By definition, Remittance refers to that money that is transferred to another party. The same money could be sent through a wire transfer, mail, or check.
However, when we are talking about digital remittance, it’s self-explanatory. Receiving or sending payments through digital payments, like online transfer, PayPal or other means refers to Digital Remittance.
Remittances usually could be used for receiving payments that could include the invoices or a variety of other obligations. However, it is usually used to define the payments that are sent to other countries, usually to a person’s home.
Understanding Digital Remittances
Remittances include the payments that are made to other parties. Remittances usually help satisfy the obligations that are made, such as bill payments or invoices while online shopping.
But more commonly, remittances are made by a person in a particular country to somebody that lives in a different one.
These remittances could be made by people in foreign countries to send payments to their homes in other countries. However, these payments aren’t specified for individuals only as these could also be used by businesses.
Remittances could be captured electronically through a bank or a wire transfer, however, they could also be captured digitally.
Digital Remittances are self-explanatory which involve making payments to foreign accounts through digital means.
Digital remittance capture involves receiving payments from cards, ACH or even wire transfers from financial institutions.
- You can typically receive the payments for multiple invoices in just a single transaction.

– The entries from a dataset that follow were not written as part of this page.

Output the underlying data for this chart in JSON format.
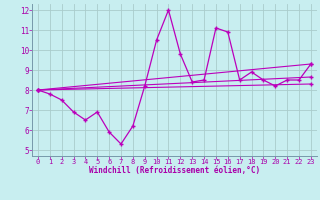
{
  "background_color": "#c8eef0",
  "grid_color": "#aacccc",
  "line_color": "#bb00bb",
  "xlabel": "Windchill (Refroidissement éolien,°C)",
  "xlim": [
    -0.5,
    23.5
  ],
  "ylim": [
    4.7,
    12.3
  ],
  "yticks": [
    5,
    6,
    7,
    8,
    9,
    10,
    11,
    12
  ],
  "xticks": [
    0,
    1,
    2,
    3,
    4,
    5,
    6,
    7,
    8,
    9,
    10,
    11,
    12,
    13,
    14,
    15,
    16,
    17,
    18,
    19,
    20,
    21,
    22,
    23
  ],
  "main_x": [
    0,
    1,
    2,
    3,
    4,
    5,
    6,
    7,
    8,
    9,
    10,
    11,
    12,
    13,
    14,
    15,
    16,
    17,
    18,
    19,
    20,
    21,
    22,
    23
  ],
  "main_y": [
    8.0,
    7.8,
    7.5,
    6.9,
    6.5,
    6.9,
    5.9,
    5.3,
    6.2,
    8.2,
    10.5,
    12.0,
    9.8,
    8.4,
    8.5,
    11.1,
    10.9,
    8.5,
    8.9,
    8.5,
    8.2,
    8.5,
    8.5,
    9.3
  ],
  "trend1_x": [
    0,
    23
  ],
  "trend1_y": [
    8.0,
    9.3
  ],
  "trend2_x": [
    0,
    23
  ],
  "trend2_y": [
    8.0,
    8.65
  ],
  "trend3_x": [
    0,
    23
  ],
  "trend3_y": [
    8.0,
    8.3
  ],
  "spine_color": "#7799aa",
  "tick_color": "#aa00aa",
  "xlabel_color": "#aa00aa"
}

- Usually, there isn’t remittance with the payment.
- The payer could send the remittance to the financial institution by making the electronic payments to imbed the remittance (CTX).
- The payer could send the remittance by email, EDI, or even other means they find feasible.
- The payer even indicates the seller must have logged in their website for remittance.
Remittances play an important role in the economies of small and developing countries which makes them an important part of most of the financial transactions of an organization.
These could even be used as a way to help raise the standard of living for people in different countries and deal with poverty overall.
This is why, since the late 1990s, remittances have been exceeding the development aid and even make up a good portion of a country’s GDP.
Digital Remittance Capture advantages and disadvantages
The whole transition to electronic payments has also created the advantages as well as disadvantages for both the buyers and sellers as well.
The remittances are provided over emails with attachments by either an EDI or a website.
Card payments, wire transfer, and remittances are provided through the disparate sources and processes.
However, matching payments to the remittance information as well as a reconciliation of payments to invoices at times becomes difficult.
Getting more into details, here are some of the brief pros and cons of digital remittance:
- The payments are done in time with an extended DPO.
- There are very fewer chances of fraud.
- The postage and other costs are cut off.
- Digital remittance could involve capturing the email, EDI, and other personal info as well.
- The processing of payments could be more costly.
- A lot of time could be taken to complete the cash application.
Countries that have a low income or the ones that are potentially struggling with economy, the digital remittance represents one of the largest sources of income for the population.
As per the World Bank, some of the top remittance receipts in 2018 were in India with about $80 billion and then China followed by Mexico and Egypt.
Rightly, the oil prices and other production expenses have also elevated the Venezuelan population and forced to migrate to other countries over the last few years.
With such refugees and immigrants living abroad, the digital remittances globally have surged.